A Cork City councilor has said is prepared to go to prison for painting over street signs in Cork named in honor of Queen Victoria - the so-called ‘Famine Queen’.

Two others from the Cork Street Names Campaign have also been charged with criminal damage after they posted online a video on them painting over signs for streets named after Queen Victoria.

Cllr Diarmaid Ó Cadhla, Tom O’Connor and Tony Walsh of the Cork Street Names Campaign said they painted over the signs as, “To honor the name of Victoria, the Famine Queen, in the street names of Cork is an insult to the dignity of the Famine victims and to the self-respect of the people today”.

Vulgar Victoria - the Famine Queen must go!

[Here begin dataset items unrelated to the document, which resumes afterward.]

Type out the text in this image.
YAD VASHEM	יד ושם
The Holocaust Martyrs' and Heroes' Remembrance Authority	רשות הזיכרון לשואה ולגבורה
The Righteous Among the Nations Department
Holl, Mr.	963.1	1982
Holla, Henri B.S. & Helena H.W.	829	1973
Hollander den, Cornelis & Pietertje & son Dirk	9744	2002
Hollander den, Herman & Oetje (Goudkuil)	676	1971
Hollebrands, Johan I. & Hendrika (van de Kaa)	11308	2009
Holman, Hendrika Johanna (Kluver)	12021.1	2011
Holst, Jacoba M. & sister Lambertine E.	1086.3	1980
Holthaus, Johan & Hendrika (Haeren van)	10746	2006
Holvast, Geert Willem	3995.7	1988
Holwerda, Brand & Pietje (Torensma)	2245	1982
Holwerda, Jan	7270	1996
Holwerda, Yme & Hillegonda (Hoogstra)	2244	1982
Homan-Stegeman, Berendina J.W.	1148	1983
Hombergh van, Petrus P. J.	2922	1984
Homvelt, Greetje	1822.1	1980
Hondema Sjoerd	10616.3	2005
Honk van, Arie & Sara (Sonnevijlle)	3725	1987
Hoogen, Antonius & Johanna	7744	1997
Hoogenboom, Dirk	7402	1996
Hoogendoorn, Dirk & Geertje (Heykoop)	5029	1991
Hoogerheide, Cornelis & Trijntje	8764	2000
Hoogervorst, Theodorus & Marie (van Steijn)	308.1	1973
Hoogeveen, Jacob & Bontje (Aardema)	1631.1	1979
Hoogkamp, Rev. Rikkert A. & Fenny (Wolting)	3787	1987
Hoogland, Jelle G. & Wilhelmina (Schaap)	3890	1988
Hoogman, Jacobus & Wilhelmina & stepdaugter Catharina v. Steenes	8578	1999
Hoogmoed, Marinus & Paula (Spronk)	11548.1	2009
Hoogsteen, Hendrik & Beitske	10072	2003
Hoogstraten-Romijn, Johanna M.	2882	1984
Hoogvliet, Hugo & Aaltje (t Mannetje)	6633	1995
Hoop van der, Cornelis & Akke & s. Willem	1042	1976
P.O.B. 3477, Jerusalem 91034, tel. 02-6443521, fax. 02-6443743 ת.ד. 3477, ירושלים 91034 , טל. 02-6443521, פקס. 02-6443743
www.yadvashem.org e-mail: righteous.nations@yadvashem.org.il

Supporters of the Cork Street Names Campaign painted over the name of Victoria on street names in Cork city. Victoria was the Famine Queen, she presided over genocide against our ancestors. Those involved wanted to alert the conscience of our fellow Irishmen and Irishwomen to this continuing insult to our own dignity and self-respect. This act of civil disobedience has been greeted by vindictive arrests and will probably lead to prosecution of the individuals involved - all of whom freely admitted their role and are willing to face the courts. There are many famine 'graves' in Cork, there are over 30,000 people buried in the one on Carr's Hill, it was always referred to as "Carr's Hole" - it had been opened by an enterprising Mr Carr who got paid for dumping human bodies into a hole on his land. These are the forgotten victims of Ireland's Holocaust, so named by Michael Davitt of the Land League - millions were forceably starved and dispossessed of their homes and land. A thousand SHAMES on Cork City Council that there is no memorial in Cork city centre to remember these victims of foreign enslavement and national betrayal.

Posted by Cork Street Names Campaign on Monday, 20 March 2017

Read more: The real story of Queen Victoria and the Irish Famine

In a statement on their Facebook page the group said, “The three intend to defend themselves in court, stating that their actions were not criminal, but that it was an act of conscious objection to the honouring of a person who ruled over a genocide against our ancestors.

“All three of us are looking forward to our day in court, the pity is that the City Council has even brought a prosecution – rather than open a public debate on this issue of street names.”

Ó Cadhla concluded, “there are no streets in Poland or France named after Nazi generals, and there would be outrage at even the suggestion of it, we need to get modern and get rid of the old colonial names.”

In court Ó Cadhla was denied his request that the whole the case be conducted in the Irish language but told he could give his evidence through Irish if he wanted.

The case against the trio was adjourned until December 4th at which point a plea must be entered.

Read more: An inconvenient truth: Queen Victoria was welcomed by the Irish during the Famine

Speaking later to IrishCentral Ó Cadhla admitted he expected them to be found “probably guilty” by the court but said it was a matter of principle and he was prepared to go to prison “if necessary”.

He said the group originally sought a meeting with the local council but when nothing came of that they concluded, “What’s left but civil disobedience!”